Preissner K T, Wassmuth R, Müller-Berghaus G
Biochem J. 1985 Oct 15;231(2):349-55. doi: 10.1042/bj2310349.
S-protein, the main inhibitor of the assembly of the membrane attack complex of complement, was isolated from human plasma by a simple purification procedure, which includes barium citrate adsorption, ammonium sulphate precipitation, chromatography on DEAE-Sephacel and Blue Sepharose and gel filtration on Sephacryl S-200. The homogeneous protein (sedimentation coefficient 4.6 S) was obtained in approx. 5% yield relative to its concentration in plasma, which was found to be 0.3-0.5 mg/ml. The final product did not cross-react with antisera against complement proteins or other proteinase inhibitors of human plasma. On polyacrylamide-gel electrophoresis in the presence of sodium dodecyl sulphate, S-protein migrated as a single-chain band with an apparent Mr of 74000 under non-reducing conditions and as a doublet of Mr 78000 and 65000 upon reduction. In plasma or serum S-protein also existed in two forms of corresponding Mr values, as was evidenced by an immunoblot enzyme-linked immunosorbent assay technique. S-protein was found to be an acidic glycoprotein with 10% (W/W) carbohydrate content and several isoelectric points in the range pH 4.75-5.25, and it contained one free thiol group per molecule of protein. The functional properties of S-protein in the complement system were demonstrated by its ability to inhibit complement-dependent cell lysis in a concentration-dependent manner (Ki 0.6 microM) and by its incorporation into the nascent SC5b-7 complex. A new function for S-protein could be revealed in the blood coagulation system. The slow progressive inhibition of thrombin by antithrombin III was not affected by S-protein, whereas the purified protein interfered with the fast inactivation of thrombin clotting as well as amidolytic activity by antithrombin III-heparin complex. The acceleration of this inhibition reaction by heparin was counteracted by S-protein, indicating the ability of S-protein to neutralize heparin activity.

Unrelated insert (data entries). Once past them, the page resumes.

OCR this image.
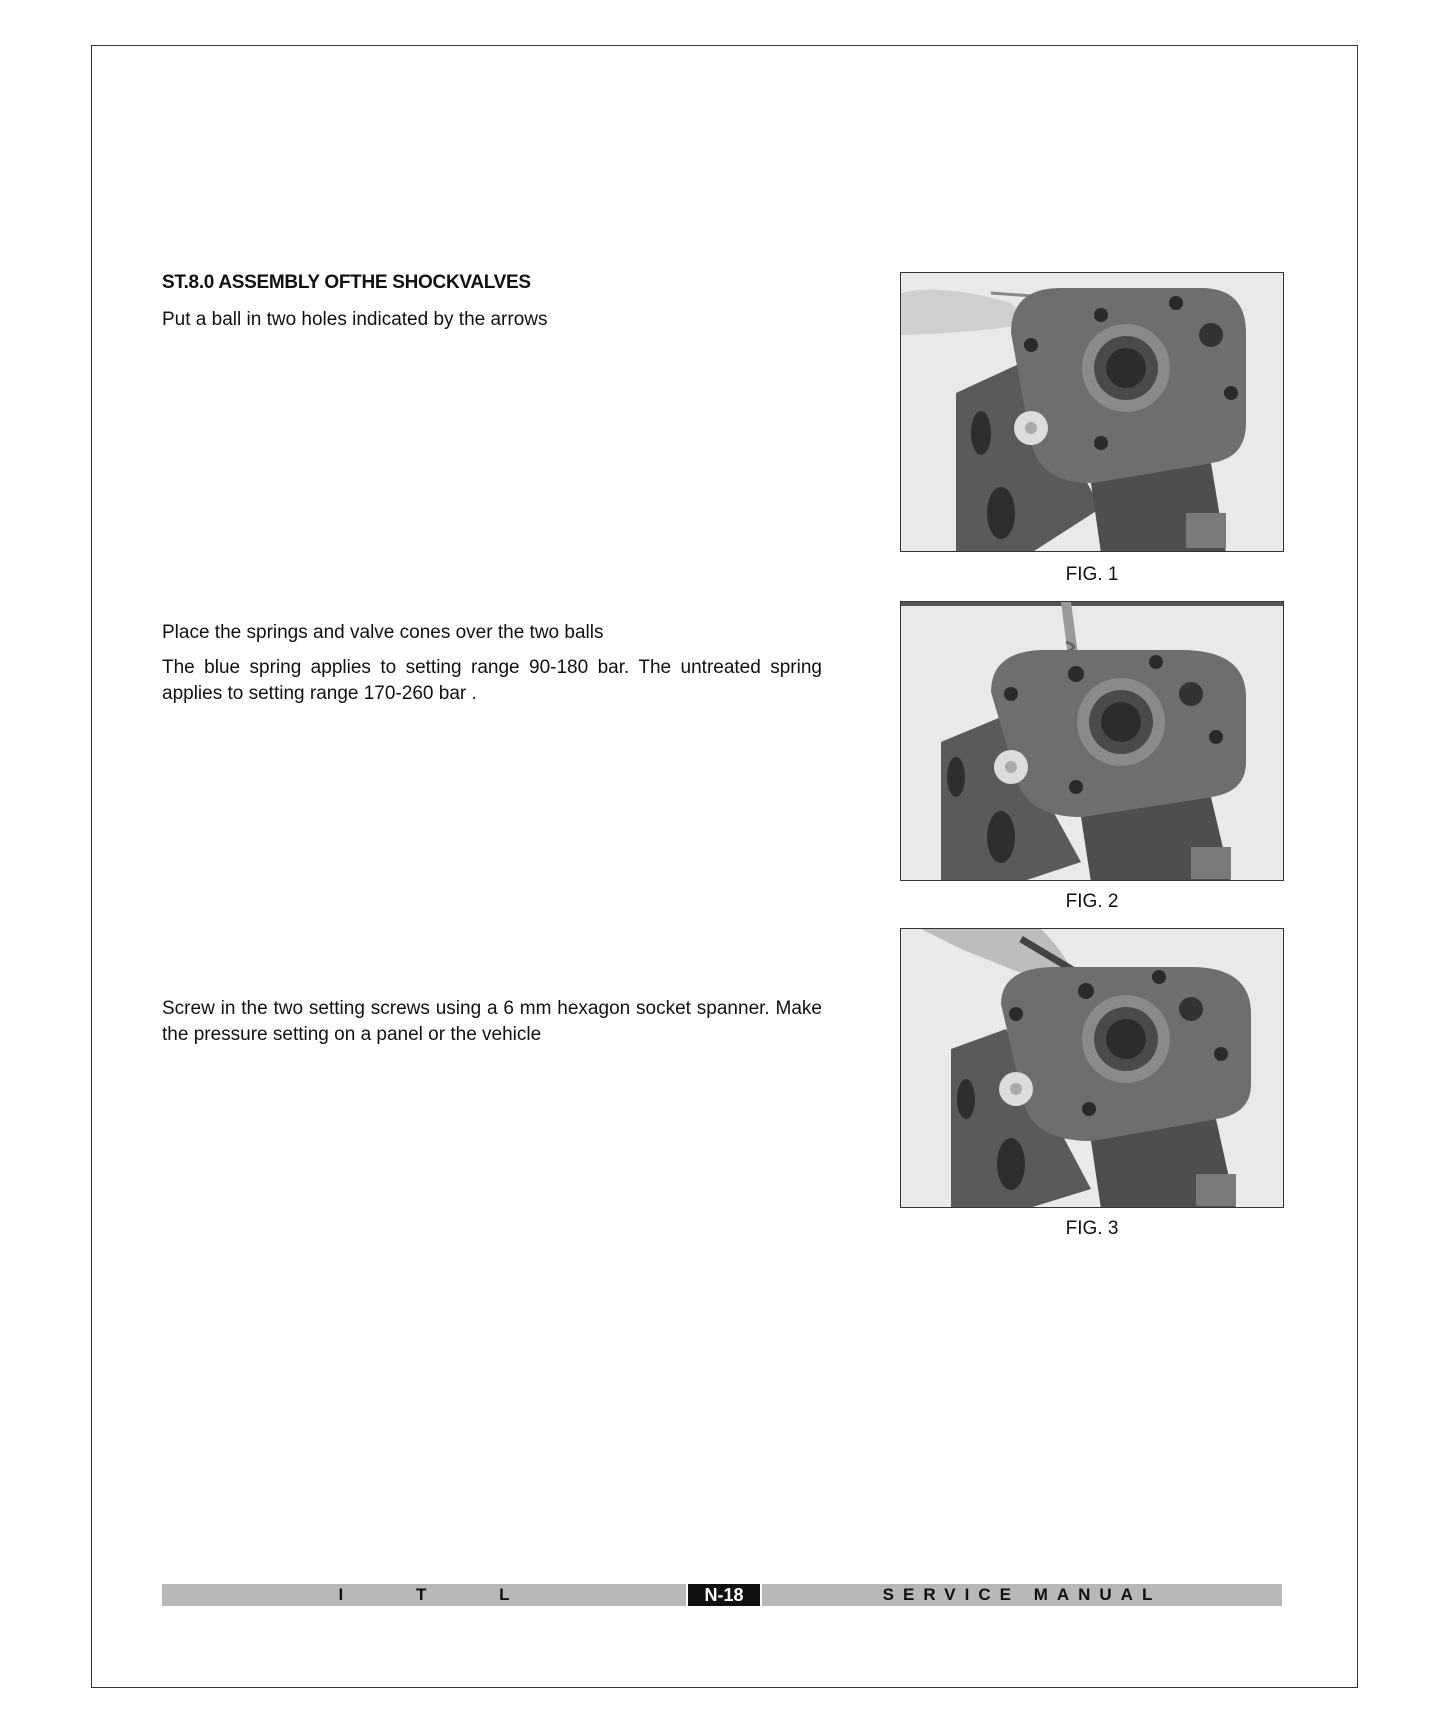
ST.8.0 ASSEMBLY OFTHE SHOCKVALVES
Put a ball in two holes indicated by the arrows
Place the springs and valve cones over the two balls
The blue spring applies to setting range 90-180 bar. The untreated spring applies to setting range 170-260 bar .
Screw in the two setting screws using a 6 mm hexagon socket spanner. Make the pressure setting on a panel or the vehicle
FIG. 1
FIG. 2
FIG. 3
I T L	N-18	SERVICE MANUAL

S蛋白是补体膜攻击复合物组装的主要抑制剂,通过一种简单的纯化程序从人血浆中分离得到,该程序包括柠檬酸钡吸附、硫酸铵沉淀、DEAE-葡聚糖凝胶和蓝色葡聚糖凝胶色谱以及Sephacryl S-200凝胶过滤。相对于血浆中0.3 - 0.5 mg/ml的浓度,以约5%的产率获得了均一的蛋白质(沉降系数4.6 S)。最终产物与针对补体蛋白或人血浆其他蛋白酶抑制剂的抗血清不发生交叉反应。在十二烷基硫酸钠存在下进行聚丙烯酰胺凝胶电泳时,S蛋白在非还原条件下以单链条带迁移,表观分子量为74000,还原后为分子量78000和65000的双峰。免疫印迹酶联免疫吸附测定技术证明,在血浆或血清中S蛋白也以两种相应分子量形式存在。发现S蛋白是一种酸性糖蛋白,碳水化合物含量为10%(W/W),有几个等电点在pH 4.75 - 5.25范围内,且每个蛋白质分子含有一个游离巯基。S蛋白在补体系统中的功能特性通过其以浓度依赖方式抑制补体依赖性细胞裂解的能力(Ki 0.6 μM)以及其掺入新生的SC5b - 7复合物得以证明。在血液凝固系统中可能揭示出S蛋白新的功能。抗凝血酶III对凝血酶的缓慢渐进性抑制不受S蛋白影响,而纯化的S蛋白会干扰抗凝血酶III - 肝素复合物对凝血酶凝血活性以及酰胺水解活性的快速灭活。肝素对这种抑制反应的加速作用被S蛋白抵消,表明S蛋白具有中和肝素活性的能力。